Pippen seemed especially agitated by ESPN’s 2020 documentary “The Last Dance” about the Bulls’ ’90s dynasty, featuring Jordan front and center. In excerpts shared by The New York Times on Wednesday, Pippen wrote that the series “glorified Michael Jordan while not giving nearly enough praise to me and my proud teammates.”
“How dare Michael treat us that way after everything we did for him and his precious brand,” Pippen wrote, claiming that Jordan “received $10 million for his role in the doc while my teammates and I didn’t earn a dime.” (Forbes reported in April 2020 that Jordan would make $3 million to $4 million and planned to donate it to charity. Jordan never confirmed the amount.)
Pippen pushed back hard against Jordan’s assertion in the doc that Pippen was selfish.

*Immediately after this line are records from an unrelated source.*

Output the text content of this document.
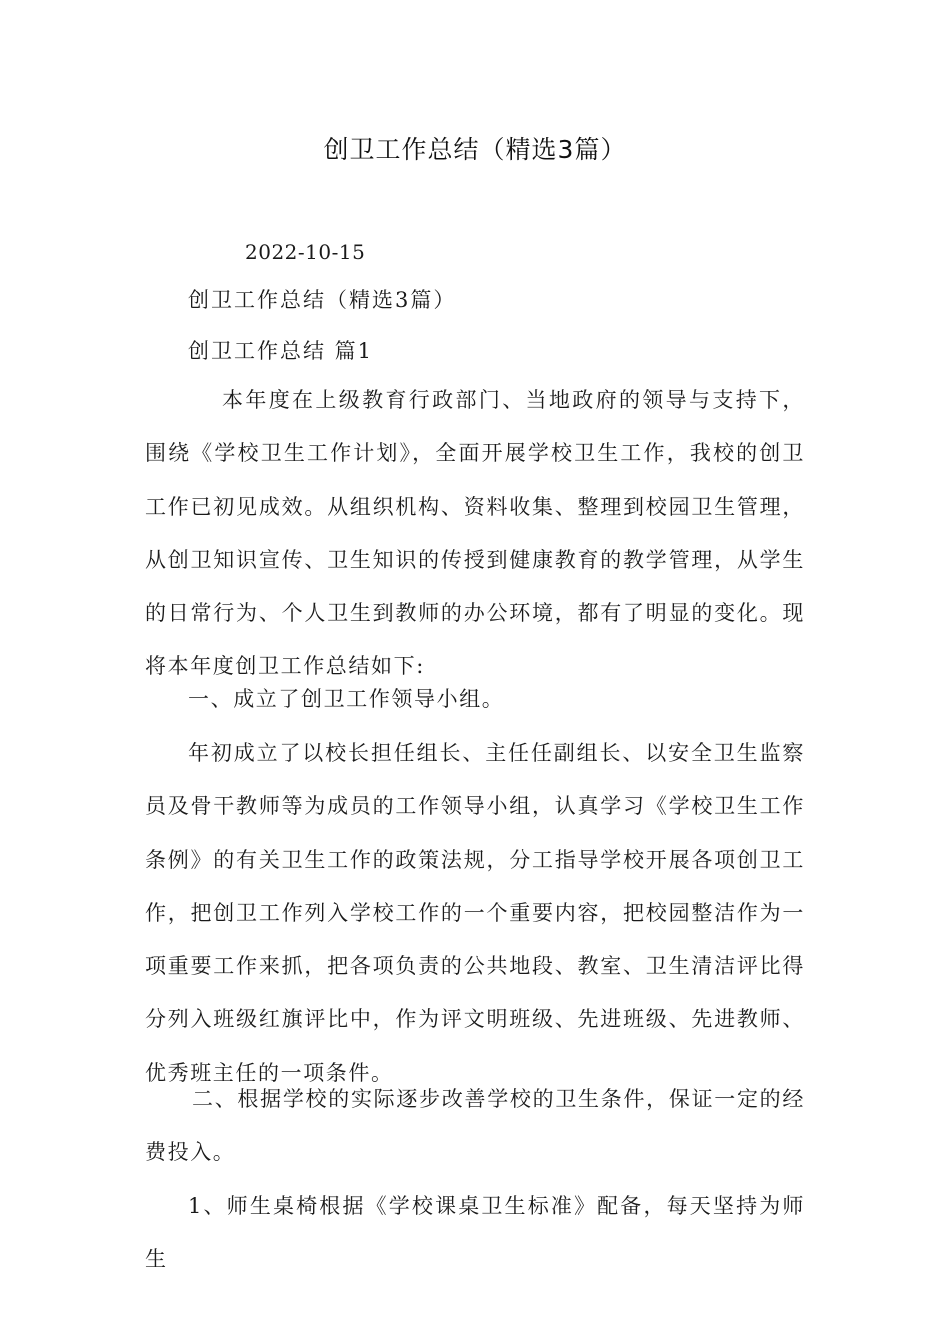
创卫工作总结（精选3篇）
2022-10-15
创卫工作总结（精选3篇）
创卫工作总结 篇1

本年度在上级教育行政部门、当地政府的领导与支持下，围绕《学校卫生工作计划》，全面开展学校卫生工作，我校的创卫工作已初见成效。从组织机构、资料收集、整理到校园卫生管理，从创卫知识宣传、卫生知识的传授到健康教育的教学管理，从学生的日常行为、个人卫生到教师的办公环境，都有了明显的变化。现将本年度创卫工作总结如下:

一、成立了创卫工作领导小组。

年初成立了以校长担任组长、主任任副组长、以安全卫生监察员及骨干教师等为成员的工作领导小组，认真学习《学校卫生工作条例》的有关卫生工作的政策法规，分工指导学校开展各项创卫工作，把创卫工作列入学校工作的一个重要内容，把校园整洁作为一项重要工作来抓，把各项负责的公共地段、教室、卫生清洁评比得分列入班级红旗评比中，作为评文明班级、先进班级、先进教师、优秀班主任的一项条件。

二、根据学校的实际逐步改善学校的卫生条件，保证一定的经费投入。

1、师生桌椅根据《学校课桌卫生标准》配备，每天坚持为师生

“You want to know what selfish is? Selfish is retiring right before the start of training camp when it is too late for the organization to sign free agents,” Pippen wrote, referring to Jordan’s first retirement before the 1993-94 season as he grieved the shooting death of his father.
Watching “The Last Dance” unlocked unpleasant memories, Pippen wrote.
“Seeing again how poorly Michael treated his teammates, I cringed, as I did back then,” Pippen recalled.
Pippen has aired gripes about the documentary before. “I thought it was more about Michael trying to uplift himself and to be glorified,” he said in June. “I think it also backfired to some degree in that people got a chance to see what kind of personality Michael had.”
At the time, the book’s publisher promoted how Pippen “cringed” at being known as Jordan’s sidekick and was the “real leader” of the team.
“Michael and I aren’t close and never have been,” Pippen wrote in “Unguarded,” per The New York Times.
It’s probably going to stay that way.